Once completed, the facility will be tasked with meeting Finland’s growing national and international goods traffic demands. Besides making it easy for trailers to be moved to and from trains and trucks, the terminal will utilise new cargo-handling methods using robotics and digitalisation that shall generate time and cost savings.
The City of Kouvola has invested €28 million in the project, which has also received €9 million in funding from the EU as well as €4.4 million from the Finnish Government.
At this moment in the time, the terminal’s loading dock is under construction. Still in its infancy, it will eventually be 1,100 metres long. The terminal area is about 42 hectares in size, while the business and logistics area to be built next to it spans another twelve hectares. The latter can be expanded if deemed necessary.
The terminal is to be split into zones marked with alphabets and numbers, which will then be leased to different operators for unloading. More than 60% of the terminal area is currently completed; the entire facility is expected to be completed by the end of next year. Everything could be up an running in early 2023.
As project manager Tero Valtonen told Finnish website Yle, there is no such terminal yet constructed in Europe:
A terminal is under construction in Hungary, which I remember will have berths as long as in Kouvola.

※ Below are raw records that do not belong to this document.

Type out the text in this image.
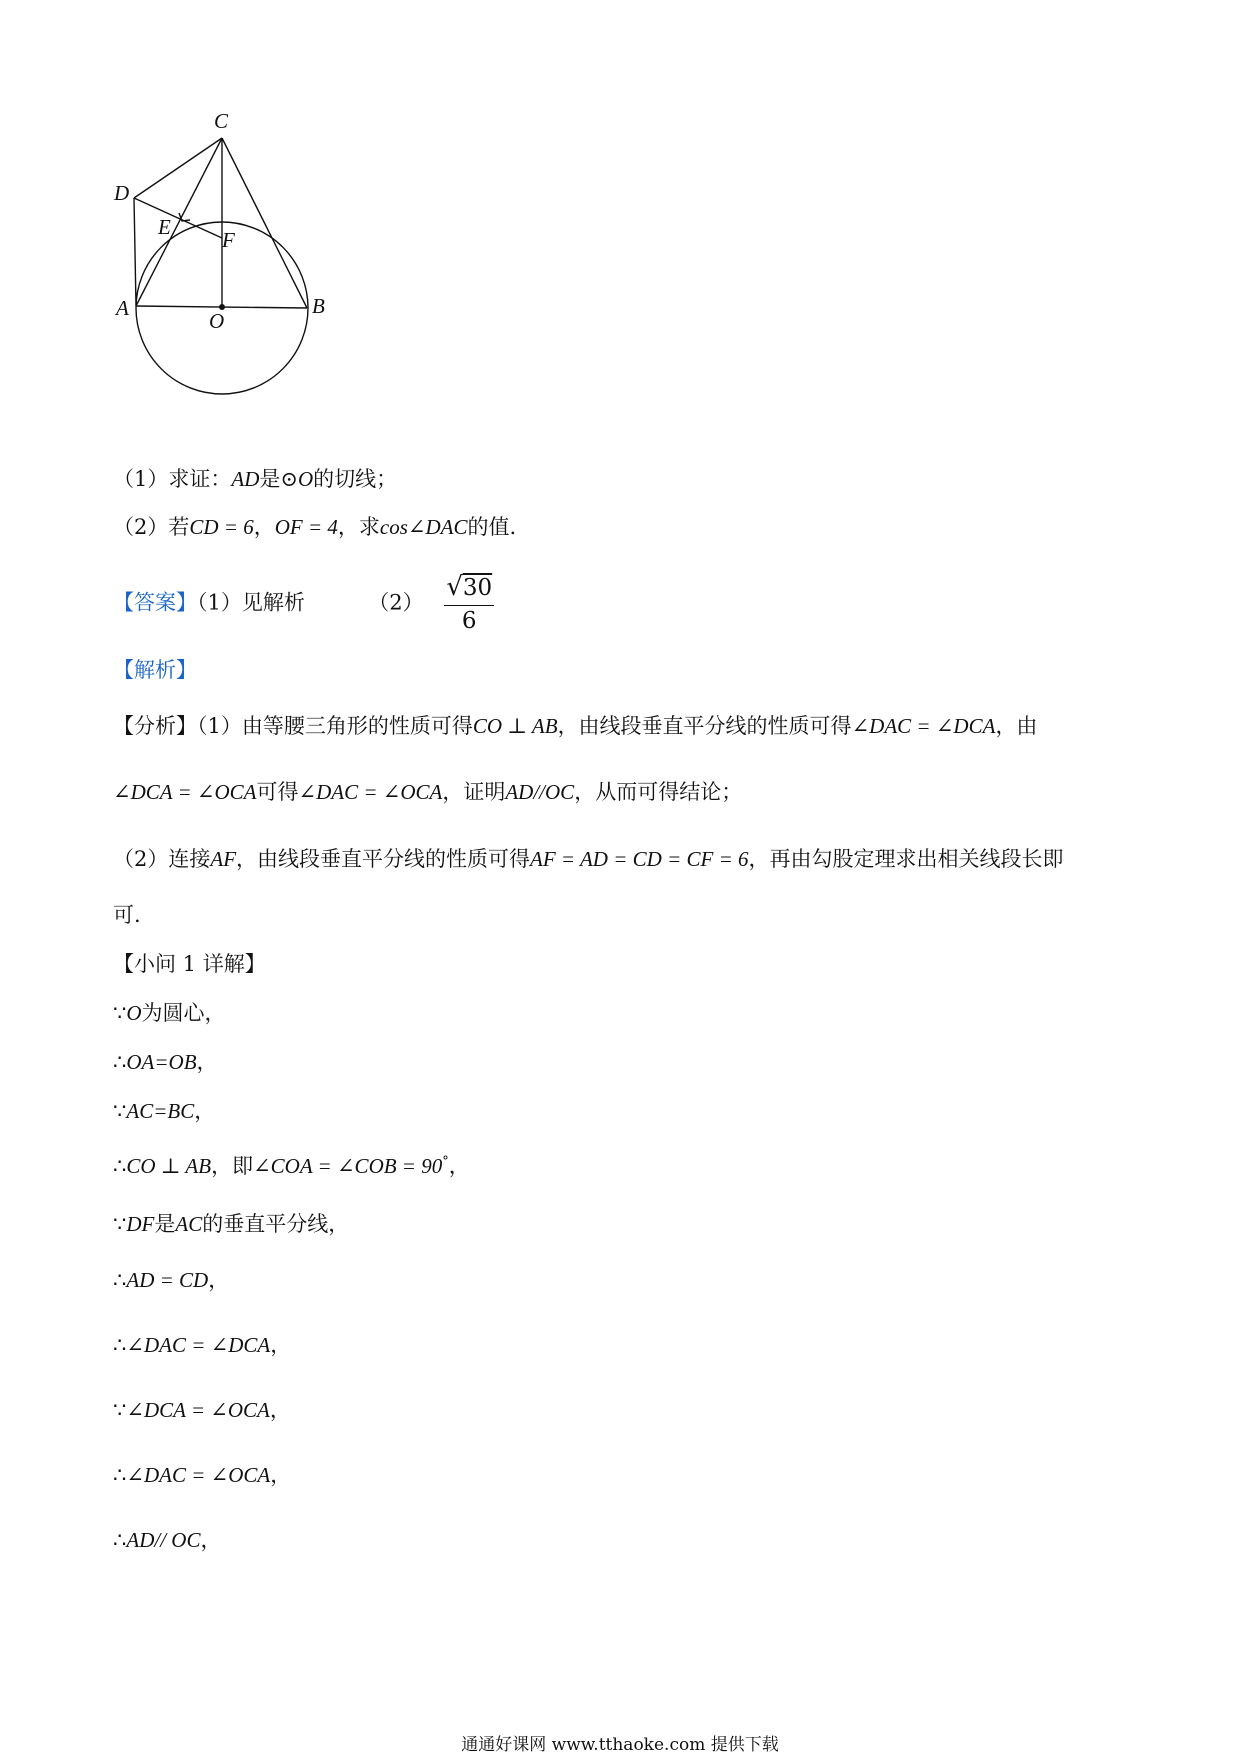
C
D
E
F
A
O
B
（1）求证：AD是⊙O的切线；
（2）若CD = 6，OF = 4，求cos∠DAC的值.
【答案】（1）见解析	$(2) \frac{√30}{6}$
【解析】
【分析】（1）由等腰三角形的性质可得CO ⊥ AB，由线段垂直平分线的性质可得∠DAC = ∠DCA，由
∠DCA = ∠OCA可得∠DAC = ∠OCA，证明AD//OC，从而可得结论；
（2）连接AF，由线段垂直平分线的性质可得AF = AD = CD = CF = 6，再由勾股定理求出相关线段长即
可.
【小问 1 详解】
∵O为圆心，
∴OA=OB，
∵AC=BC，
∴CO ⊥ AB，即∠COA = ∠COB = 90°，
∵DF是AC的垂直平分线，
∴AD = CD，
∴∠DAC = ∠DCA，
∵∠DCA = ∠OCA，
∴∠DAC = ∠OCA，
∴AD// OC，
通通好课网 www.tthaoke.com 提供下载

However, that too is not yet complete. There are no such places in Europe. This is unique.
Valtonen added that according to European standards, terminals should be able to unload 750-metre trains. However, It is impossible to build terminals so long in many places.
According to Yle, the Kouvola road and rail terminal has long been marketed as a crossroads for Chinese trains. However, rail freight traffic on the route between Kouvola and Xi’an in China, which began a few years ago, has since waned. Amid this development, the terminal operators believe rail freight from Russia could fill the gap. Valtonen told Yle that Railgate Finland, who will operate the terminal in the future, is currently in active discussion with various actors about what traffic could enter the terminal. However, nothing has been agreed yet.
Chinese trains are one – they may be in the future, but they have never been a big percentage of Finnish container traffic. All operators and traffic flows are a bit of a wait-and-see attitude. Operators want the terminal to be paved. It will happen next summer. I would think that things would start to happen then, says Tero Valtonen.
Valtonen also believes that traffic will be received from Russia to the terminal:
The track comes from that east, so I think some bulk stuff will come and go from here and there. We must not forget that we have a double track to Vainikkala. From there, those tracks go onto Kouvola. The axle weight has been raised to 25 tons, and long trains are brought here.